AaronJackson commented 7 years ago

It seems I forgot to do a release build. This makes it significantly faster (about one minute). The fitting is quite good on the included example, but I still have very similar output on the AFLW image. Although this is AFLW2000, which probably has some normalisation applied. Maybe this explains the difference between our output. I'll check this and increasing the regularisation. As usual, thanks again for your help. :)

Edit: Yep, increasing lambda helped a lot!

patrikhuber commented 7 years ago

Cool! Let me know if increasing the regularisation doesn't solve the weird shape issue. (I'm not sure I understand what you mean regarding AFLW2000 and normalisation).

Ah I see you've edited and increasing lambda helped! Great :-)

AaronJackson commented 7 years ago

I still find that on some very large poses, such as 70+ degrees yaw, the faces become slightly non-face like. The most reliable value I have found has been lambda 5000, but not really understanding the parameter, I don't know if this is too large.

patrikhuber commented 7 years ago

I would be really interested to get some of these extreme pose images with pts landmarks to have a look and try a bit of stuff by myself.

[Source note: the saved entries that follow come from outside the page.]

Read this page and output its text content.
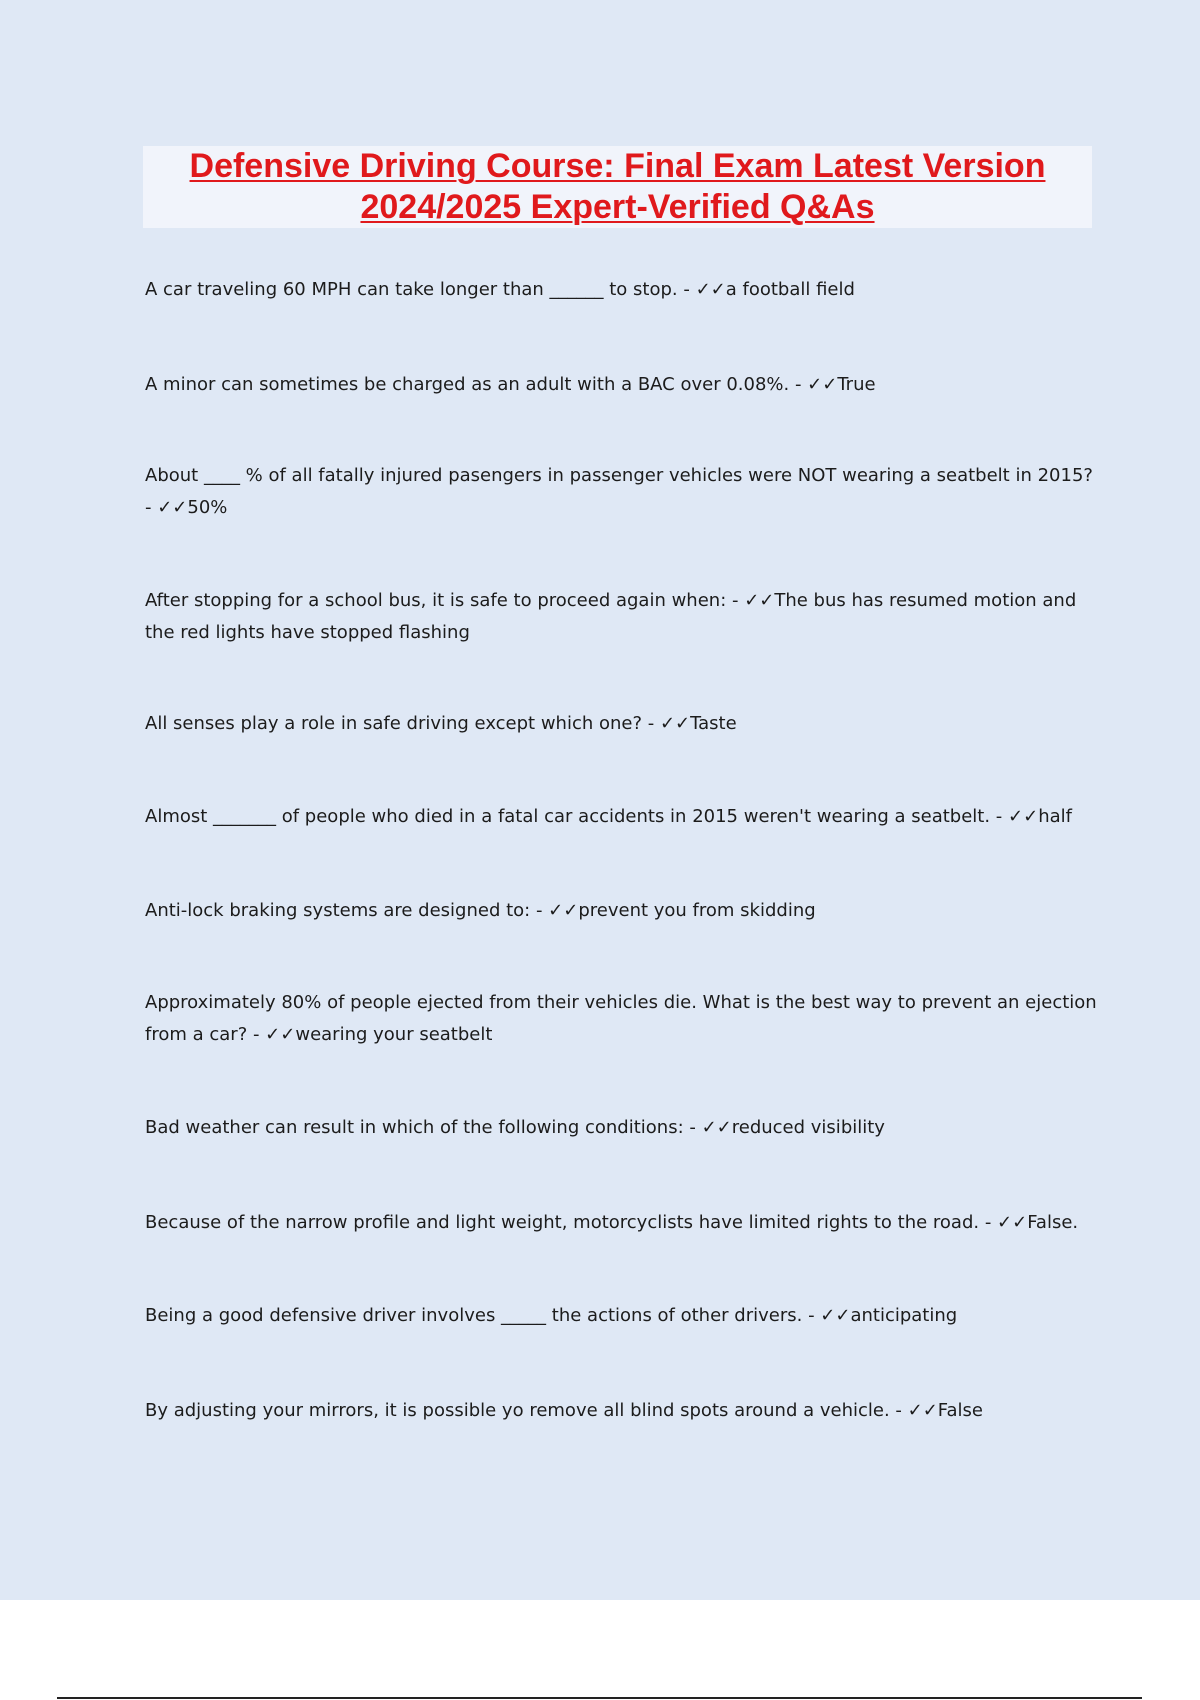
Defensive Driving Course: Final Exam Latest Version
2024/2025 Expert-Verified Q&As

A car traveling 60 MPH can take longer than ______ to stop. - ✓✓a football field

A minor can sometimes be charged as an adult with a BAC over 0.08%. - ✓✓True

About ____ % of all fatally injured pasengers in passenger vehicles were NOT wearing a seatbelt in 2015? - ✓✓50%

After stopping for a school bus, it is safe to proceed again when: - ✓✓The bus has resumed motion and the red lights have stopped flashing

All senses play a role in safe driving except which one? - ✓✓Taste

Almost _______ of people who died in a fatal car accidents in 2015 weren't wearing a seatbelt. - ✓✓half

Anti-lock braking systems are designed to: - ✓✓prevent you from skidding

Approximately 80% of people ejected from their vehicles die. What is the best way to prevent an ejection from a car? - ✓✓wearing your seatbelt

Bad weather can result in which of the following conditions: - ✓✓reduced visibility

Because of the narrow profile and light weight, motorcyclists have limited rights to the road. - ✓✓False.

Being a good defensive driver involves _____ the actions of other drivers. - ✓✓anticipating

By adjusting your mirrors, it is possible yo remove all blind spots around a vehicle. - ✓✓False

Would you be in a position to share these? (E.g., does it occur with the 3448 model as well?)

Lambda is just the regularisation parameter, how much the shape coefficients get pulled towards the mean - you can read about it in more details in nearly every other 3DMM fitting paper :-) (e.g. they talk about it, in fact they use a box constraint in some equations instead of a L2 regulariser).